The band begins to play Here Comes the Bride, and Laura makes her entrance, her dress shimmering in the light. Natasha can't watch. She had found out about Laura by accident; when Clint landed in the hospital yet again after getting some shrapnel embedded in his left knee, she found a picture of a girl in one of the pockets of his combat vest. She put it back and never let on she knew. She figured it wouldn't last anyway; Clint didn't seem the type to let himself get tied down.

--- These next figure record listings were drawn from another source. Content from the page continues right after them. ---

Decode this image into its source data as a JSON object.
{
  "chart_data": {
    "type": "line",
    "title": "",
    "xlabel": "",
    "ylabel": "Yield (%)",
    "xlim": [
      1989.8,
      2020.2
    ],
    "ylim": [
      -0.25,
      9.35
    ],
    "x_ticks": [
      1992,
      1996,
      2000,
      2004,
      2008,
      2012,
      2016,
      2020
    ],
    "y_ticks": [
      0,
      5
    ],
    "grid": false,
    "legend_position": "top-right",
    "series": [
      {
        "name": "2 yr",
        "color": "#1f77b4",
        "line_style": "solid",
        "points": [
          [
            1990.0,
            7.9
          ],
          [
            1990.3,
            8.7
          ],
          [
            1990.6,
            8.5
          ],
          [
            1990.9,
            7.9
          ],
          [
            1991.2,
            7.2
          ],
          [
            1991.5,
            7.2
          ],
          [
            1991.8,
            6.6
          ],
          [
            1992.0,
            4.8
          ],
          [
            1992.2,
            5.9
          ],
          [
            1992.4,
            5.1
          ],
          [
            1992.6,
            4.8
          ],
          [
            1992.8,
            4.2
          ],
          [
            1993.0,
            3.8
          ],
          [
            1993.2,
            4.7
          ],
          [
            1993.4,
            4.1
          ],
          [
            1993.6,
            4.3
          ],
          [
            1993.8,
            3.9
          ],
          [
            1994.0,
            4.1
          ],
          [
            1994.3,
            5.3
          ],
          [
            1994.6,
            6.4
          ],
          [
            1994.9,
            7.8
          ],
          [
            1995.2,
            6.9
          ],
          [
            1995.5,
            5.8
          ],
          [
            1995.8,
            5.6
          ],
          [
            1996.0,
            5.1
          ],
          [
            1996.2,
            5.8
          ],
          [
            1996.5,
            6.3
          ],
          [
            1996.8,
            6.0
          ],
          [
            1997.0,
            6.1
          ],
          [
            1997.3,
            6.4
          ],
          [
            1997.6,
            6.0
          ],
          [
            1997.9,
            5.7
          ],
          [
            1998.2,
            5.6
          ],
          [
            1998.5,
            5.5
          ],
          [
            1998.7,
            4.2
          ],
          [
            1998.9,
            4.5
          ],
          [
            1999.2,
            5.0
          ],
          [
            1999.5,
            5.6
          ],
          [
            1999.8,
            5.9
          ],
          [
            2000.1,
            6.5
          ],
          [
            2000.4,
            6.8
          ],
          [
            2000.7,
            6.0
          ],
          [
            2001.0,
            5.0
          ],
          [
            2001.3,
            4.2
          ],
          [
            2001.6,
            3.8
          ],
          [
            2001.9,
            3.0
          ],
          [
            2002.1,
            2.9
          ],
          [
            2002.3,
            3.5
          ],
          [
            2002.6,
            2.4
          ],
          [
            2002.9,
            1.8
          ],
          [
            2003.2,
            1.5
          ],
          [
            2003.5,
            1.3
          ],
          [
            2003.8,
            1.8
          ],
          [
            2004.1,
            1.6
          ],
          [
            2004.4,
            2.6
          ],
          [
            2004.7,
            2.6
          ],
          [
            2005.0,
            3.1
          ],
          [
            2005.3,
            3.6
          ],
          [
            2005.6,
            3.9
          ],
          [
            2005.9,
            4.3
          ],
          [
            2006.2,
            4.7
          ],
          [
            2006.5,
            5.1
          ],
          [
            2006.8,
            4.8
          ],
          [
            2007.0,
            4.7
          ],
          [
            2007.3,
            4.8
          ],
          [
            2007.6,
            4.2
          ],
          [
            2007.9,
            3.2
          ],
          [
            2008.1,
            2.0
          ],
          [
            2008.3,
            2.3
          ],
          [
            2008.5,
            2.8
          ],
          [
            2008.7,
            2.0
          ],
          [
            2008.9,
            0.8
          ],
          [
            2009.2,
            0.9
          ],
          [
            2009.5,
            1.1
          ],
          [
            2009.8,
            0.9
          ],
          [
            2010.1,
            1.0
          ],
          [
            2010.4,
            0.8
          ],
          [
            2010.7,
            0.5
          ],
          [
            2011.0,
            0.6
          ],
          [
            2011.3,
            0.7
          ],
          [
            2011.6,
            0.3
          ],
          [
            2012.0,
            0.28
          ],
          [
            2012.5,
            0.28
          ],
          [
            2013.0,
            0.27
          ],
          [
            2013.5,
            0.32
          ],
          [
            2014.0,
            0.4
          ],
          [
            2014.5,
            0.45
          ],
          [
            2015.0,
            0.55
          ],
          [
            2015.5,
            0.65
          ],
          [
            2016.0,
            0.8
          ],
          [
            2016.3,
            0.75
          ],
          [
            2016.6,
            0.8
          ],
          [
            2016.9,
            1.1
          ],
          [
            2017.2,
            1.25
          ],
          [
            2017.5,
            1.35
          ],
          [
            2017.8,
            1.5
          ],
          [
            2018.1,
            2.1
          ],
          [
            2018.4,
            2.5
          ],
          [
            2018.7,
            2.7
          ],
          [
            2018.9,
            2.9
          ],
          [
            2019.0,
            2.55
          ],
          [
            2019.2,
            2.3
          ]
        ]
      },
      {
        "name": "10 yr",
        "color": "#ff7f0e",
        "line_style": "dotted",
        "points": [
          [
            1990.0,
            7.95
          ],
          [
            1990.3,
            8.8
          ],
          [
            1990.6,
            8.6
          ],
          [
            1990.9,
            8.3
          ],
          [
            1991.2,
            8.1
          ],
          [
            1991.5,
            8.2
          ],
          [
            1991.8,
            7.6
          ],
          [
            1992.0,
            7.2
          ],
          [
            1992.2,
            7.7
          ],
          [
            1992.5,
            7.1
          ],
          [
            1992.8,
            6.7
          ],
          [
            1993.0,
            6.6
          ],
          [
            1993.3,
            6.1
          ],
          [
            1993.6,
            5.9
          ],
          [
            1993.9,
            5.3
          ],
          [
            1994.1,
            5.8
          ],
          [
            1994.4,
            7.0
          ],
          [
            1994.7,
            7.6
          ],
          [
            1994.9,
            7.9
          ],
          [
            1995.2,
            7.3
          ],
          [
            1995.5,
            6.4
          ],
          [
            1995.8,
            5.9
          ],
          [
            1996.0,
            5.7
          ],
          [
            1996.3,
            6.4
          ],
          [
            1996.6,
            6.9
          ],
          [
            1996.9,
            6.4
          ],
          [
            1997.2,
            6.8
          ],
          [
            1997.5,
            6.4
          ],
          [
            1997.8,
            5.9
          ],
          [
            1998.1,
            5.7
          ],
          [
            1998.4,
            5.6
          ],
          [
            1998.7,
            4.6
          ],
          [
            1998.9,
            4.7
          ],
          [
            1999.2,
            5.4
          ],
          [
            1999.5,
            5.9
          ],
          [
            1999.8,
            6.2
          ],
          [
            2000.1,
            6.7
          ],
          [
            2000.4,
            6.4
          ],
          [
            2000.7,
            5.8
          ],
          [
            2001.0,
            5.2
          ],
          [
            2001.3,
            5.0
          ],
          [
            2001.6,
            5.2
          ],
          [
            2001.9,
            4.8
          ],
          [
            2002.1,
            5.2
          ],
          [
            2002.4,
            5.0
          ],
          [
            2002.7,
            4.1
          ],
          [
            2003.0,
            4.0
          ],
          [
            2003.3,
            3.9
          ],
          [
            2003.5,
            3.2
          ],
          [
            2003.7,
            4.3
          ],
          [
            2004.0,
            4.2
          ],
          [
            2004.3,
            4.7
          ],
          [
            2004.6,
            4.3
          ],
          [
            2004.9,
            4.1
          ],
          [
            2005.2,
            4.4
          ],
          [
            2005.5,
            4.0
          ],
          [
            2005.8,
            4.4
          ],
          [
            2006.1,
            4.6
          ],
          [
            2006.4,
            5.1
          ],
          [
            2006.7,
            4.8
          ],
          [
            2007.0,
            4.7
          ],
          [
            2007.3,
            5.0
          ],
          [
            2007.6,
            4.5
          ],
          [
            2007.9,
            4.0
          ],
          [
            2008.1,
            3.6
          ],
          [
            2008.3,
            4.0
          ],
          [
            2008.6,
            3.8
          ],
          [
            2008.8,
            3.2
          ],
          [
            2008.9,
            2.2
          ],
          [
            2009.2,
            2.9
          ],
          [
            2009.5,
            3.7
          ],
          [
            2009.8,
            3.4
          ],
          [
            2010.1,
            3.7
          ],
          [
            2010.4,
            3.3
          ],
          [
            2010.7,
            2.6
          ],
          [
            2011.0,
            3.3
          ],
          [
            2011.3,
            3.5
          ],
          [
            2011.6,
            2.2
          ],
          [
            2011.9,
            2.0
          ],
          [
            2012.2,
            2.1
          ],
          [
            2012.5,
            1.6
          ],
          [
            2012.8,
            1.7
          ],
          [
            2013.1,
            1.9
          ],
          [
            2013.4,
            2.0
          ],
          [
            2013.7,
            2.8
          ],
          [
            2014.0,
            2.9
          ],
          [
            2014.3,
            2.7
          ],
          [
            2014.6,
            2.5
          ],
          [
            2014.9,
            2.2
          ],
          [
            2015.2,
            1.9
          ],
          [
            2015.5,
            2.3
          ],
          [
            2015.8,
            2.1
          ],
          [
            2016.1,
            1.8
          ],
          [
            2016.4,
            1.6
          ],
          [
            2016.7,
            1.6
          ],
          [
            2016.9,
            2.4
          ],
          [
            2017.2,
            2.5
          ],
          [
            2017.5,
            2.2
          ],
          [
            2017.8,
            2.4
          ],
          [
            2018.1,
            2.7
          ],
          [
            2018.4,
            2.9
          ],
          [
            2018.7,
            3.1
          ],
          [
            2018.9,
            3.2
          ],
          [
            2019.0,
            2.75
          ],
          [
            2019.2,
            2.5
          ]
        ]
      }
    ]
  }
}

But he was, and Natasha had watched him fall in love all over again. He took to calling Laura before every mission, always whispering some promise at the end—we'll have a movie night, I'll look at your air conditioner, we'll go to that Indian restaurant you were telling me about, as soon as I get back. Once, she caught him dreamily looking at her picture as they hid on a rooftop in Moscow, waiting for their mark to appear in his bathroom window. She reminded him love was for children, and he just smiled. Then, one day, Clint pulled a small, white box out of his pocket.
Natasha's heart immediately started fluttering in her chest. She couldn't help it. He opened the box, and she waited for him to drop to one knee, even though she didn't know what she would say. She figured that she would probably only smack him. But he didn't. Instead he asked, his voice so earnest, it shattered her already fractured heart: "Do you think Laura will like it?
Thinking back on it now, as she watches Laura take her place at the altar by Clint's side, she knows that she should have told him right then and there that she loved him, that she had from the day he made a different call and changed her life forever. But she hadn't; she waited until he was already on his phone, telling Laura that he was back from Poland and wanted to meet her at their favorite park, to whisper it to the wind.
Besides, Natasha isn't the type to fall in love. But Clint was, and he had. And now she'll have to keep her distance, never tell him that she still loves him because he may be listening.